Murakami offre un ventaglio di tutto quello che sa fare, dal fumetto alla moda al design, facendo riflettere su come un artista fondamentalmente legato al mondo del gadget e dell’arte applicata sia riuscito a trovare credito in un mondo affamato di credibilità come quello dell’arte contemporanea. Su premesse simili è presentato anche Keith Haring, con una ricostruzione del suo celebre Pop-Shop in cui era possibile acquistare poster, t-shirt e spille create dall’artista.
Superati questi quattro colossi, ci si avventura nell’arte locale con le tele di Damien Hirst, battute l’anno scorso a prezzi record da Sotheby’s, l’autoritratto di Gavin Turk nei panni di Syd Vicious e una replica parziale del negozio aperto al 103 di Bethnal Green Road da Tracey Emin e Sarah Lucas negli anni Novanta.
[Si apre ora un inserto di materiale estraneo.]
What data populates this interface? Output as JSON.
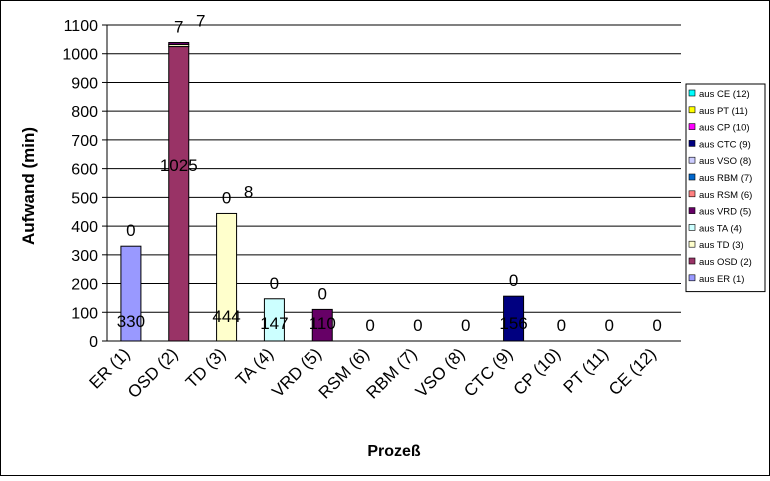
{
  "chart_data": {
    "type": "bar",
    "stacked": true,
    "categories": [
      "ER (1)",
      "OSD (2)",
      "TD (3)",
      "TA (4)",
      "VRD (5)",
      "RSM (6)",
      "RBM (7)",
      "VSO (8)",
      "CTC (9)",
      "CP (10)",
      "PT (11)",
      "CE (12)"
    ],
    "series": [
      {
        "name": "aus ER (1)",
        "color": "#9999ff",
        "values": [
          330,
          0,
          0,
          0,
          0,
          0,
          0,
          0,
          0,
          0,
          0,
          0
        ]
      },
      {
        "name": "aus OSD (2)",
        "color": "#993366",
        "values": [
          0,
          1025,
          0,
          0,
          0,
          0,
          0,
          0,
          0,
          0,
          0,
          0
        ]
      },
      {
        "name": "aus TD (3)",
        "color": "#ffffcc",
        "values": [
          0,
          7,
          444,
          0,
          0,
          0,
          0,
          0,
          0,
          0,
          0,
          0
        ]
      },
      {
        "name": "aus TA (4)",
        "color": "#ccffff",
        "values": [
          0,
          0,
          0,
          147,
          0,
          0,
          0,
          0,
          0,
          0,
          0,
          0
        ]
      },
      {
        "name": "aus VRD (5)",
        "color": "#660066",
        "values": [
          0,
          7,
          0,
          0,
          110,
          0,
          0,
          0,
          0,
          0,
          0,
          0
        ]
      },
      {
        "name": "aus RSM (6)",
        "color": "#ff8080",
        "values": [
          0,
          0,
          0,
          0,
          0,
          0,
          0,
          0,
          0,
          0,
          0,
          0
        ]
      },
      {
        "name": "aus RBM (7)",
        "color": "#0066cc",
        "values": [
          0,
          0,
          0,
          0,
          0,
          0,
          0,
          0,
          0,
          0,
          0,
          0
        ]
      },
      {
        "name": "aus VSO (8)",
        "color": "#ccccff",
        "values": [
          0,
          0,
          0,
          0,
          0,
          0,
          0,
          0,
          0,
          0,
          0,
          0
        ]
      },
      {
        "name": "aus CTC (9)",
        "color": "#000080",
        "values": [
          0,
          0,
          0,
          0,
          0,
          0,
          0,
          0,
          156,
          0,
          0,
          0
        ]
      },
      {
        "name": "aus CP (10)",
        "color": "#ff00ff",
        "values": [
          0,
          0,
          0,
          0,
          0,
          0,
          0,
          0,
          0,
          0,
          0,
          0
        ]
      },
      {
        "name": "aus PT (11)",
        "color": "#ffff00",
        "values": [
          0,
          0,
          0,
          0,
          0,
          0,
          0,
          0,
          0,
          0,
          0,
          0
        ]
      },
      {
        "name": "aus CE (12)",
        "color": "#00ffff",
        "values": [
          0,
          0,
          0,
          0,
          0,
          0,
          0,
          0,
          0,
          0,
          0,
          0
        ]
      }
    ],
    "data_labels": [
      {
        "category": "ER (1)",
        "text": "330"
      },
      {
        "category": "ER (1)",
        "text": "0"
      },
      {
        "category": "OSD (2)",
        "text": "1025"
      },
      {
        "category": "OSD (2)",
        "text": "7"
      },
      {
        "category": "OSD (2)",
        "text": "7"
      },
      {
        "category": "TD (3)",
        "text": "444"
      },
      {
        "category": "TD (3)",
        "text": "0"
      },
      {
        "category": "TD (3)",
        "text": "8"
      },
      {
        "category": "TA (4)",
        "text": "147"
      },
      {
        "category": "TA (4)",
        "text": "0"
      },
      {
        "category": "VRD (5)",
        "text": "110"
      },
      {
        "category": "VRD (5)",
        "text": "0"
      },
      {
        "category": "RSM (6)",
        "text": "0"
      },
      {
        "category": "RBM (7)",
        "text": "0"
      },
      {
        "category": "VSO (8)",
        "text": "0"
      },
      {
        "category": "CTC (9)",
        "text": "156"
      },
      {
        "category": "CTC (9)",
        "text": "0"
      },
      {
        "category": "CP (10)",
        "text": "0"
      },
      {
        "category": "PT (11)",
        "text": "0"
      },
      {
        "category": "CE (12)",
        "text": "0"
      }
    ],
    "title": "",
    "xlabel": "Prozeß",
    "ylabel": "Aufwand (min)",
    "ylim": [
      0,
      1100
    ],
    "yticks": [
      0,
      100,
      200,
      300,
      400,
      500,
      600,
      700,
      800,
      900,
      1000,
      1100
    ],
    "grid": true,
    "legend_position": "right"
  }
}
La presenza di Piotr Uklanski con la serie sui gerarchi nazisti appare piuttosto stiracchiata, mentre è una piacevole sorpresa ritrovare il “concettualismo commerciale” di Martin Kippenberger o gli autoritratti sotto forma di loghi commerciali di Ashley Bickerton.
A fornire una prospettiva più critica sull’atteggiamento compiacente nei confronti del mondo materiale ci pensano Andrea Fraser e Maurizio Cattelan. La prima è presente con Untitled (2003), operazione che vide l’artista prostituirsi con un suo collezionista al prezzo di 20.000 dollari a patto che quest’ultimo accettasse di farsi filmare nel corso del loro rendez-vous in una stanza di hotel. Il secondo, come spesso accade, sceglie invece di distruggere se stesso oltre che gli altri, beatificando il consueto equino tassidermizzato e di fatto dando un’intelligente interpretazione del celebre proverbio secondo cui è inutile frustare un cavallo morto.
Il problema principale di “Pop Life” è che fondamentalmente si ferma qui. Dopo aver scaldato con successo il pubblico, ne tradisce le aspettative sul più bello, interrompendo bruscamente lo show. Non ci sono l’arte brand di Swetlana Heger & Plamen Dejanoff, la videografia cerca-celebrità di Francesco Vezzoli, i duetti visivi Keith Edmier/Farrah Fawcett o la satira pungente sul collezionismo di Nedko Solakov, tanto per citare solo alcuni esempi di contributi che sarebbero risultati pertinenti al discorso. Si chiude al contrario con un ingombrante dispiego di articoli commerciali ispirati alle opere in mostra, un’iniziativa tutt’altro che inedita per la Tate, e che in questo caso anziché fare da ciliegina sulla torta, finisce con l’instillare seri dubbi sulla prospettiva ironica che avrebbe dovuto accompagnare l’evento. “Pop Life” non è la prima mostra che decide di indagare il complesso rapporto tra arte, celebrità e beni materiali, e dallo sforzo congiunto di quattro curatori di calibro internazionale (Jack Bankowsky, Alison M. Gingeras, Catherine Wood e Nicholas Cullinan) e di un’istituzione potente e macroscopica come la Tate, è assolutamente lecito aspettarsi qualcosa di più.